In the last article I mentioned the digital landfill, which is the process data historian where we save the overwhelming volume of data generated. Why are we saving this data? What do we plan to do with it?
An August 2022 article in the Wall Street Journal “International Paper’s CFO on Leveraging Disruptive Finance” interviewed Tim Nicholls, CFO. In this article, Nicholls stated:
"Technology is helping us improve our business model, our processes, our customer interactions, and much more. Access to large amounts of data has increased our capabilities for decision-making at every level of the organization. At IP, we have built cross-functional teams focused on using advanced analytics to identify patterns and streamline our operations.
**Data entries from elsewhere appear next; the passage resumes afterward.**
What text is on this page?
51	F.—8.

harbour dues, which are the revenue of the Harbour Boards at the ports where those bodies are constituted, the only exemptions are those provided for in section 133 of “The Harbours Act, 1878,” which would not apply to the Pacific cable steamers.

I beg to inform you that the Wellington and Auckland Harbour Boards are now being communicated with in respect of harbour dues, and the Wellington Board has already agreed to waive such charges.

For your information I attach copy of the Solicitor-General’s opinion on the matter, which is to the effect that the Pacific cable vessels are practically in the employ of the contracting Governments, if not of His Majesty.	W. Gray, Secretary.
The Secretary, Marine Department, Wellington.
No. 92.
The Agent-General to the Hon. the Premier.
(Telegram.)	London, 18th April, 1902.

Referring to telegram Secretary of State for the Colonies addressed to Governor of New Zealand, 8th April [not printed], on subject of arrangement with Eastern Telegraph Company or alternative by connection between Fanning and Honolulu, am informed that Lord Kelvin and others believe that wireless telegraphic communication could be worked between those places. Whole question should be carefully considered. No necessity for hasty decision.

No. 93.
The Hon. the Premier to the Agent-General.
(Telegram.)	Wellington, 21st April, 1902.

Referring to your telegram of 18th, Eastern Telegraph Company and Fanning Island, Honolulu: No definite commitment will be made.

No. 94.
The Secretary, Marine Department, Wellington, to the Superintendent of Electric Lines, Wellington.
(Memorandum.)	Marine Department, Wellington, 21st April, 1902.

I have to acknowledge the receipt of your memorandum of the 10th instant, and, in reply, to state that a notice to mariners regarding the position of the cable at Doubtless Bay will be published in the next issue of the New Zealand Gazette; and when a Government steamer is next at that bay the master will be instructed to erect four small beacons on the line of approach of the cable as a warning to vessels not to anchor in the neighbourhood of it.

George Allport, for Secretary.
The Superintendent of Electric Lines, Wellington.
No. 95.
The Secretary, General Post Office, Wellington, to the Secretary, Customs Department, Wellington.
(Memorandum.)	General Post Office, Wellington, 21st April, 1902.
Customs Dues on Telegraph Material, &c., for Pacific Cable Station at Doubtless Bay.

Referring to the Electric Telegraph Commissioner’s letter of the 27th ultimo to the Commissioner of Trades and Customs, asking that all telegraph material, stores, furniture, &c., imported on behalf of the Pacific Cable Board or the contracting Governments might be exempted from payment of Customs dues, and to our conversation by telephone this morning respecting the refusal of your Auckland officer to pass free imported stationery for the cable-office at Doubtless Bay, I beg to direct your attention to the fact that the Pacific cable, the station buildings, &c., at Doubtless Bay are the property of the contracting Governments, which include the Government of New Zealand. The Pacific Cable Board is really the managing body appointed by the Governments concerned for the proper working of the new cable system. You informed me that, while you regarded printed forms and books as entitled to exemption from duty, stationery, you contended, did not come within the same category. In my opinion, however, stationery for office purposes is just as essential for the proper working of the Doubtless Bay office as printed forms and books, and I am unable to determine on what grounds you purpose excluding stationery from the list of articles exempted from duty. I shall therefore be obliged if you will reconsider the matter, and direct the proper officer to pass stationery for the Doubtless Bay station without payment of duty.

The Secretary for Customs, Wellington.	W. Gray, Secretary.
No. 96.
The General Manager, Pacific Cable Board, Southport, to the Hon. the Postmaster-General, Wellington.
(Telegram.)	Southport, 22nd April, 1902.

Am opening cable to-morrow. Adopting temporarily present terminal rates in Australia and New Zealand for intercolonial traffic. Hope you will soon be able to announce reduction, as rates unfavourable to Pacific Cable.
Our teams take the opportunities presented to us through advanced analytics and find ways to create unique value, with the ultimate goal of bringing scalable solutions to the enterprise."
They are not alone in recognizing the value of data. Throughout industry, investments to turn data into gold proliferate.
The term for this application is Data Analytics.
As with many terms in industry today, there are differing interpretations. Many vendors sell solutions labeled as data analytics, yet they can have very different features and functions.
To flesh this out further, some data analytics solutions on the market fill a particular niche or deliver a subset of the full scope of data analytics. A full data analytics solution includes the following:
CONNECTIVITY
Data originates in many sources. Most commonly in industry, data is stored as time series in a historian. A single historian may consolidate data from several control systems or digital devices. In our industry, we also have QCS systems which may be an independent data source. We also have lab data that could end up in SQL tables. We may need to load data from Excel. We could also have multiples of the above in a facility, and certainly across an enterprise.
A data analytics solution must make connection to these data sources possible. Ideally, we want the data in realtime so that we can see changes as they occur.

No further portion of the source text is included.